SETCa > News > Action pour la libération du militant syndical Mounir Tahri et de l’artiste Jihed Cheikhe

28/02/2018 14:04 Imprimer

Action pour la libération
du militant syndical Mounir Tahri
et de l’artiste Jihed Cheikhe

 

 

Le 9 février, une véritable « descente » a eu lieu dans les locaux de l’asbl Globe Aroma. Lors du vernissage d’une exposition à la maison des arts, 7 sans-papiers ont été arrêtés, dont 5 sont de nouveau libres entre-temps. Les deux autres, Mounir Tahri, militant syndical, et Jihed Cheikhe, l’artiste dont les peintures étaient exposées, ont été transférés au centre fermé 127 bis. De telles pratiques sont inacceptables pour le front commun syndical ! C’est pourquoi nous avons organisé des actions les 20 et 25 février pour exiger la libération de Mounir et Jihed.

 

Arrivé en Belgique en 2006, Mounir a travaillé entre juin 2008 et décembre 2012 pour une société sous-traitante dans le secteur du nettoyage pour le Foyer Anderlechtois. Il a introduit une demande de régularisation, qui a fait l’objet initialement d’une réponse positive.

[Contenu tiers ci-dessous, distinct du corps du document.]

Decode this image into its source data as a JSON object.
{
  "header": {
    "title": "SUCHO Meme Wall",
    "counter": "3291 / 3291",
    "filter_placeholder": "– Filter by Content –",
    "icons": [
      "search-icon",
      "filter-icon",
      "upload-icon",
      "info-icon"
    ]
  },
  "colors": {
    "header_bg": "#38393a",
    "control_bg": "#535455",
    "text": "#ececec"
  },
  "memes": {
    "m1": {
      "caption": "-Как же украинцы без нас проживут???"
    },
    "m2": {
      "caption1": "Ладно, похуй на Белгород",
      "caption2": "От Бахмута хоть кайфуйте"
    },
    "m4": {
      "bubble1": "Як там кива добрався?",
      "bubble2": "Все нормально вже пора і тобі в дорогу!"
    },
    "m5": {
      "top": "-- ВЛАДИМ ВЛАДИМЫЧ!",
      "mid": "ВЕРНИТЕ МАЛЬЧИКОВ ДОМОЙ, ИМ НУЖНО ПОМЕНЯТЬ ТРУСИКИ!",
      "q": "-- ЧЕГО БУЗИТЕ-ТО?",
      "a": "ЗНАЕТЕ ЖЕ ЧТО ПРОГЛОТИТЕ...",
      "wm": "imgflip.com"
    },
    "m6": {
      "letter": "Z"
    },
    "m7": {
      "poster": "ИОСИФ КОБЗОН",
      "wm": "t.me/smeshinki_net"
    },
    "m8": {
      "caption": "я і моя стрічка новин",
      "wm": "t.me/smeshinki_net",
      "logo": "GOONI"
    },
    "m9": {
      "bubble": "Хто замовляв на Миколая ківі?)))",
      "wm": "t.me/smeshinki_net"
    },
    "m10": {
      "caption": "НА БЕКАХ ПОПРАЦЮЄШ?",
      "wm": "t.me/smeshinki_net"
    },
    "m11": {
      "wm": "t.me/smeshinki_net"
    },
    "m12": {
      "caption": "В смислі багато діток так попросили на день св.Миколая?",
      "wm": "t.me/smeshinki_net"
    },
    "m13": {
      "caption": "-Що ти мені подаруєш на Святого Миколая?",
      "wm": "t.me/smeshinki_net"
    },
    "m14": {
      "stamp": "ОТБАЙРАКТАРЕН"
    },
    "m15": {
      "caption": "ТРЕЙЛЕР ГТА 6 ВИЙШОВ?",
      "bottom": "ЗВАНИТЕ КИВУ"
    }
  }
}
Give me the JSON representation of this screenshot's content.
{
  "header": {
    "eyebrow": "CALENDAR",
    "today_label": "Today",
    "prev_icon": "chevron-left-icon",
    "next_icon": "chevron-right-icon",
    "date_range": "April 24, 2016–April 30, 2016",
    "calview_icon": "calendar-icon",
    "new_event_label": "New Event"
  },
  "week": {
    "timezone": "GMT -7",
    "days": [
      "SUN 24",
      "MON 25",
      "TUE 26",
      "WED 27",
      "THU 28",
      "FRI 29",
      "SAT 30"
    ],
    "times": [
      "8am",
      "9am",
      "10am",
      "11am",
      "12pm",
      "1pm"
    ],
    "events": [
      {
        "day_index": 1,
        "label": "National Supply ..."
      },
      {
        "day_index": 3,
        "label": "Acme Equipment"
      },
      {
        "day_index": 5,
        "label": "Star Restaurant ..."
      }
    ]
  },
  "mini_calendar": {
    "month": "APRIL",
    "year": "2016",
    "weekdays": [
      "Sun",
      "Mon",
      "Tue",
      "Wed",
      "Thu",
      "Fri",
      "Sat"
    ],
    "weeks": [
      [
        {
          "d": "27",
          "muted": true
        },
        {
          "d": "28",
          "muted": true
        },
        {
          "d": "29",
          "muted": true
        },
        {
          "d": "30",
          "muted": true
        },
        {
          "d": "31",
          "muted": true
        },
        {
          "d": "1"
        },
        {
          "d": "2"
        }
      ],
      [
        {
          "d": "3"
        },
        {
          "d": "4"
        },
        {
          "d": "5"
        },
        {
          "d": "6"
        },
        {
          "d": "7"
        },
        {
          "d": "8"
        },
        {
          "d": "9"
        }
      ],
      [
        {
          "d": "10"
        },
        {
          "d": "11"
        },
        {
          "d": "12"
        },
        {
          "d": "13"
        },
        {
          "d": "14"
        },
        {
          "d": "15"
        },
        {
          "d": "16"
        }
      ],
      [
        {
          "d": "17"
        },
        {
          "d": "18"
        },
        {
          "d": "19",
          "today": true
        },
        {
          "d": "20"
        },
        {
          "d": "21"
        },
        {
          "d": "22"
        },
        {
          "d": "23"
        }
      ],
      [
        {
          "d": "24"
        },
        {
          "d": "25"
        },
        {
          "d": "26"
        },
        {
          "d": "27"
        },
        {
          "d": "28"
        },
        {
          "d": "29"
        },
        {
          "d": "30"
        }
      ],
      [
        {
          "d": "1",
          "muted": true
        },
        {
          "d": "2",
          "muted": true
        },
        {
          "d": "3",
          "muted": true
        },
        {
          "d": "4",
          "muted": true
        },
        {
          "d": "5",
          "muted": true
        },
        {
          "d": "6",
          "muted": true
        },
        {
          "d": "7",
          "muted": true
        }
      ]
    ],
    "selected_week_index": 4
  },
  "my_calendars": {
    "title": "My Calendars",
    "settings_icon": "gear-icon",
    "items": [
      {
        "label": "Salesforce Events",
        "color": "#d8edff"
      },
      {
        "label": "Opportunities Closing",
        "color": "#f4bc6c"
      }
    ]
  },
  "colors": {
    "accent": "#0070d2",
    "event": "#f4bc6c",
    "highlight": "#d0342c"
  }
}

Son employeur a toutefois abusé de failles dans la législation pour l’exploiter et le faire travailler dans des conditions non conformes à notre législation sociale. Mounir en a fait les frais et a perdu la possibilité de régulariser son séjour. La CSC a introduit un dossier pour exploitation économique, qui est toujours en traitement au tribunal du travail. Notre pays expulse donc une personne dont le dossier est toujours ouvert devant un tribunal.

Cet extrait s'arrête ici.